For visitors it’s a once-in-a-lifetime opportunity to witness the colour, spectacle and carnival of one of the last great traditional melas, which brings livestock, farmers, traders and villagers from all over Rajasthan.

HOLA MOHALLA 2018
Hola Mahalla or simply Hola is a Sikh festival that takes place on the first of the lunar month of Chet which usually falls in March. This, by a tradition established by Guru Gobind Singh, follows the Hindu festival of Holi by one day; Hola is the masculine form of the feminine sounding Holi.

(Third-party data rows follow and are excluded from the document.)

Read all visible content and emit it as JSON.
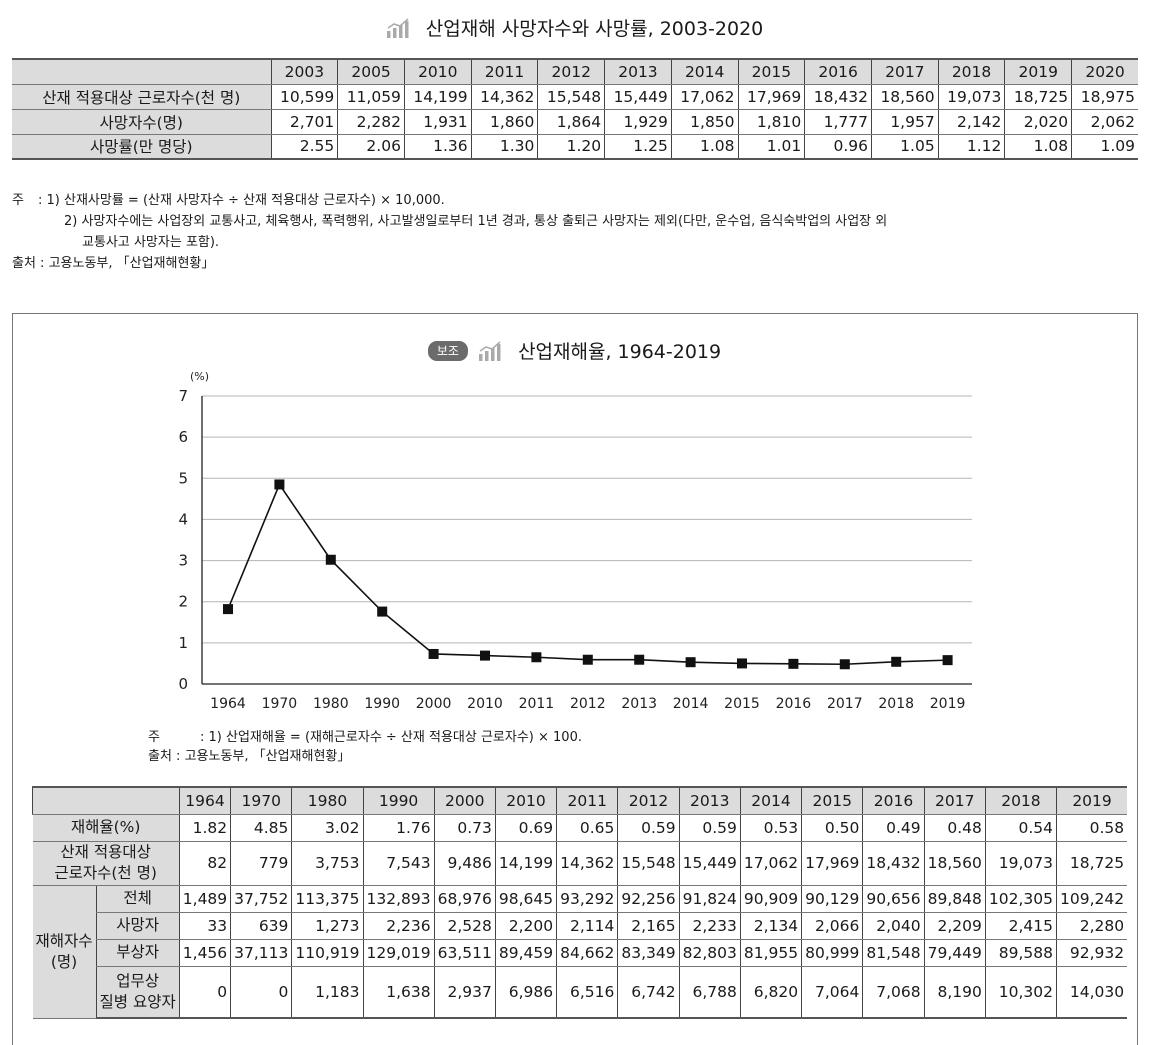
{
  "table1": {
    "title": "산업재해 사망자수와 사망률, 2003-2020",
    "years": [
      "2003",
      "2005",
      "2010",
      "2011",
      "2012",
      "2013",
      "2014",
      "2015",
      "2016",
      "2017",
      "2018",
      "2019",
      "2020"
    ],
    "rows": [
      {
        "label": "산재 적용대상 근로자수(천 명)",
        "values": [
          "10,599",
          "11,059",
          "14,199",
          "14,362",
          "15,548",
          "15,449",
          "17,062",
          "17,969",
          "18,432",
          "18,560",
          "19,073",
          "18,725",
          "18,975"
        ]
      },
      {
        "label": "사망자수(명)",
        "values": [
          "2,701",
          "2,282",
          "1,931",
          "1,860",
          "1,864",
          "1,929",
          "1,850",
          "1,810",
          "1,777",
          "1,957",
          "2,142",
          "2,020",
          "2,062"
        ]
      },
      {
        "label": "사망률(만 명당)",
        "values": [
          "2.55",
          "2.06",
          "1.36",
          "1.30",
          "1.20",
          "1.25",
          "1.08",
          "1.01",
          "0.96",
          "1.05",
          "1.12",
          "1.08",
          "1.09"
        ]
      }
    ],
    "notes": {
      "lead": "주",
      "note1": ": 1) 산재사망률 = (산재 사망자수 ÷ 산재 적용대상 근로자수) × 10,000.",
      "note2a": "2) 사망자수에는 사업장외 교통사고, 체육행사, 폭력행위, 사고발생일로부터 1년 경과, 통상 출퇴근 사망자는 제외(다만, 운수업, 음식숙박업의 사업장 외",
      "note2b": "교통사고 사망자는 포함).",
      "source": "출처 : 고용노동부, 「산업재해현황」"
    }
  },
  "chart_section": {
    "badge": "보조",
    "title": "산업재해율, 1964-2019",
    "notes": {
      "lead": "주",
      "note1": ": 1) 산업재해율 = (재해근로자수 ÷ 산재 적용대상 근로자수) × 100.",
      "source": "출처 : 고용노동부, 「산업재해현황」"
    }
  },
  "chart_data": {
    "type": "line",
    "title": "산업재해율, 1964-2019",
    "ylabel": "(%)",
    "categories": [
      "1964",
      "1970",
      "1980",
      "1990",
      "2000",
      "2010",
      "2011",
      "2012",
      "2013",
      "2014",
      "2015",
      "2016",
      "2017",
      "2018",
      "2019"
    ],
    "series": [
      {
        "values": [
          1.82,
          4.85,
          3.02,
          1.76,
          0.73,
          0.69,
          0.65,
          0.59,
          0.59,
          0.53,
          0.5,
          0.49,
          0.48,
          0.54,
          0.58
        ]
      }
    ],
    "ylim": [
      0,
      7
    ],
    "yticks": [
      "0",
      "1",
      "2",
      "3",
      "4",
      "5",
      "6",
      "7"
    ],
    "grid": true
  },
  "table2": {
    "years": [
      "1964",
      "1970",
      "1980",
      "1990",
      "2000",
      "2010",
      "2011",
      "2012",
      "2013",
      "2014",
      "2015",
      "2016",
      "2017",
      "2018",
      "2019"
    ],
    "rate": {
      "label": "재해율(%)",
      "values": [
        "1.82",
        "4.85",
        "3.02",
        "1.76",
        "0.73",
        "0.69",
        "0.65",
        "0.59",
        "0.59",
        "0.53",
        "0.50",
        "0.49",
        "0.48",
        "0.54",
        "0.58"
      ]
    },
    "workers": {
      "label1": "산재 적용대상",
      "label2": "근로자수(천 명)",
      "values": [
        "82",
        "779",
        "3,753",
        "7,543",
        "9,486",
        "14,199",
        "14,362",
        "15,548",
        "15,449",
        "17,062",
        "17,969",
        "18,432",
        "18,560",
        "19,073",
        "18,725"
      ]
    },
    "victims_group": {
      "label1": "재해자수",
      "label2": "(명)"
    },
    "total": {
      "label": "전체",
      "values": [
        "1,489",
        "37,752",
        "113,375",
        "132,893",
        "68,976",
        "98,645",
        "93,292",
        "92,256",
        "91,824",
        "90,909",
        "90,129",
        "90,656",
        "89,848",
        "102,305",
        "109,242"
      ]
    },
    "deaths": {
      "label": "사망자",
      "values": [
        "33",
        "639",
        "1,273",
        "2,236",
        "2,528",
        "2,200",
        "2,114",
        "2,165",
        "2,233",
        "2,134",
        "2,066",
        "2,040",
        "2,209",
        "2,415",
        "2,280"
      ]
    },
    "injured": {
      "label": "부상자",
      "values": [
        "1,456",
        "37,113",
        "110,919",
        "129,019",
        "63,511",
        "89,459",
        "84,662",
        "83,349",
        "82,803",
        "81,955",
        "80,999",
        "81,548",
        "79,449",
        "89,588",
        "92,932"
      ]
    },
    "disease": {
      "label1": "업무상",
      "label2": "질병 요양자",
      "values": [
        "0",
        "0",
        "1,183",
        "1,638",
        "2,937",
        "6,986",
        "6,516",
        "6,742",
        "6,788",
        "6,820",
        "7,064",
        "7,068",
        "8,190",
        "10,302",
        "14,030"
      ]
    }
  }
}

The word "Mohalla" is derived from the Arabic root hal (alighting, descending) and is a Punjabi word that implies an organized procession in the form of an army column. But unlike Holi, when people playfully sprinkle colored powder, dry or mixed in water, on each other, the Guru made Hola Mohalla an occasion for the Sikhs to demonstrate their martial skills in simulated battles.
Together the phrase "Hola Mohalla" stands for "mock fight". During this festival, processions are organised in the form of army type columns accompanied by war-drums, standard-bearers, who proceed to a given spot or move in state from one gurdwara to another. The custom originated in the time of Guru Gobind Singh who held the first such mock fight event at Anandpur in February 1701.

SPITI 2017
The spellbinding Spiti Valley, located in Himachal Pradesh in India, is often proclaimed by those who see it to be world within a world. With an average height of around 12,500 feet above sea level, it consists of stark high-altitude alpine land. This is scattered with small villages and monasteries, and enclosed by soaring peaks crowned with snow.
Spiti is bordered by Ladakh in the north, Tibet to the east, Kinnaur to the south east, and the Kullu Valley to the south. It shares the same religion as Tibet -- Tibetan Buddhism.